I saw that configs support recently landed but I seem unable to get access to it from my container, am I missing something or is it not possible ?

# snap refresh --channel=latest/edge lxd
lxd (edge) git-2bdd28e from Canonical✓ refreshed
# lxc stop juju-698b11-1-lxd-0
# lxc start juju-698b11-1-lxd-0
# lxc config edit juju-698b11-1-lxd-0
# lxc config device show juju-698b11-1-lxd-0
eth0:
  hwaddr: 00:16:3e:2e:e8:68
  mtu: "9000"
  name: eth0
  nictype: bridged
  parent: br-bond0
  type: nic
sys-kernel-config:
  path: /sys/kernel/config/
  source: /sys/kernel/config/
  type: disk
# lxc config edit juju-698b11-1-lxd-0
# lxc config get juju-698b11-1-lxd-0 security.privileged
true
# ls -ld /sys/kernel/config/*
drwxr-xr-x 4 root root 0 Apr  9 07:37 /sys/kernel/config/pci_ep
drwxr-xr-x 3 root root 0 Apr  9 11:09 /sys/kernel/config/target
# lxc exec juju-698b11-1-lxd-0 -- ls -l /sys/kernel/config/*
ls: cannot access '/sys/kernel/config/pci_ep': No such file or directory
ls: cannot access '/sys/kernel/config/target': No such file or directory

configfs was only added to make systemd happy, we don’t actually allow access to it inside the container as it’s an attack vector.

I suspect it’s also a bit of a magic filesystem, at least based on the behavior you’re showing.
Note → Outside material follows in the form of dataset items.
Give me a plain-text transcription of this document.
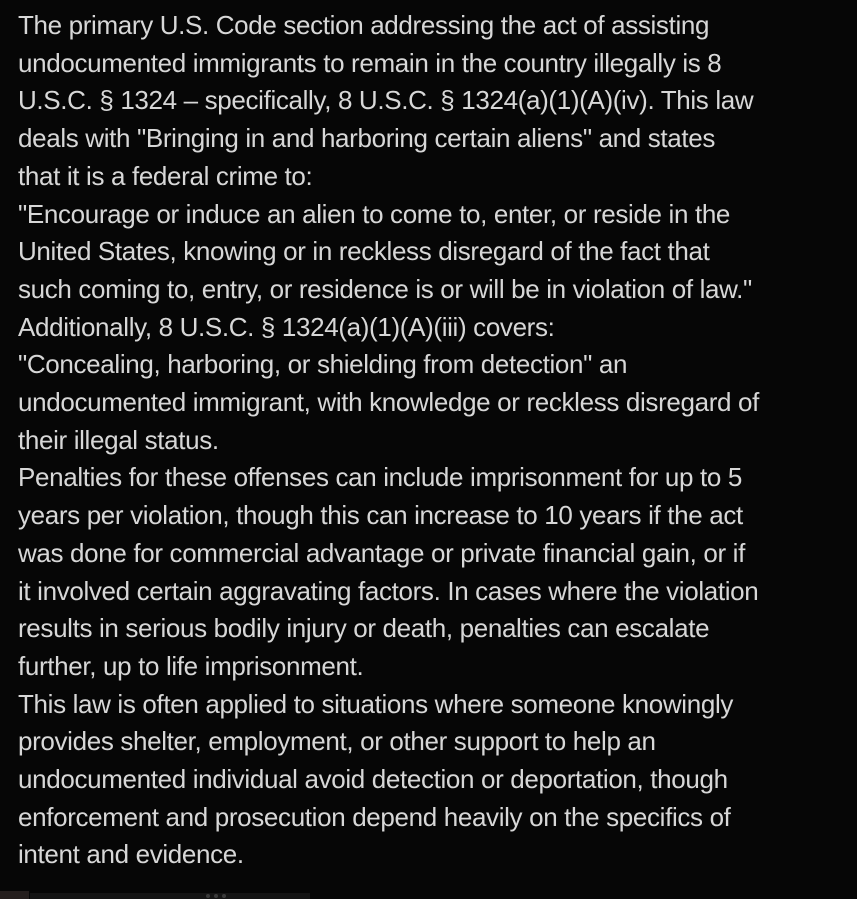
The primary U.S. Code section addressing the act of assisting
undocumented immigrants to remain in the country illegally is 8
U.S.C. § 1324 – specifically, 8 U.S.C. § 1324(a)(1)(A)(iv). This law
deals with "Bringing in and harboring certain aliens" and states
that it is a federal crime to:
"Encourage or induce an alien to come to, enter, or reside in the
United States, knowing or in reckless disregard of the fact that
such coming to, entry, or residence is or will be in violation of law."
Additionally, 8 U.S.C. § 1324(a)(1)(A)(iii) covers:
"Concealing, harboring, or shielding from detection" an
undocumented immigrant, with knowledge or reckless disregard of
their illegal status.
Penalties for these offenses can include imprisonment for up to 5
years per violation, though this can increase to 10 years if the act
was done for commercial advantage or private financial gain, or if
it involved certain aggravating factors. In cases where the violation
results in serious bodily injury or death, penalties can escalate
further, up to life imprisonment.
This law is often applied to situations where someone knowingly
provides shelter, employment, or other support to help an
undocumented individual avoid detection or deportation, though
enforcement and prosecution depend heavily on the specifics of
intent and evidence.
It’s acting like one of those filesystem which auto-mounts children path on access but then doesn’t work because of namespacing.

In any case, our intent was not to make it accessible in the container, just to make a mount visible such that systemd would shut up about it :slight_smile:
We do the same with some others like debugfs.

I see, thank you for the clarification.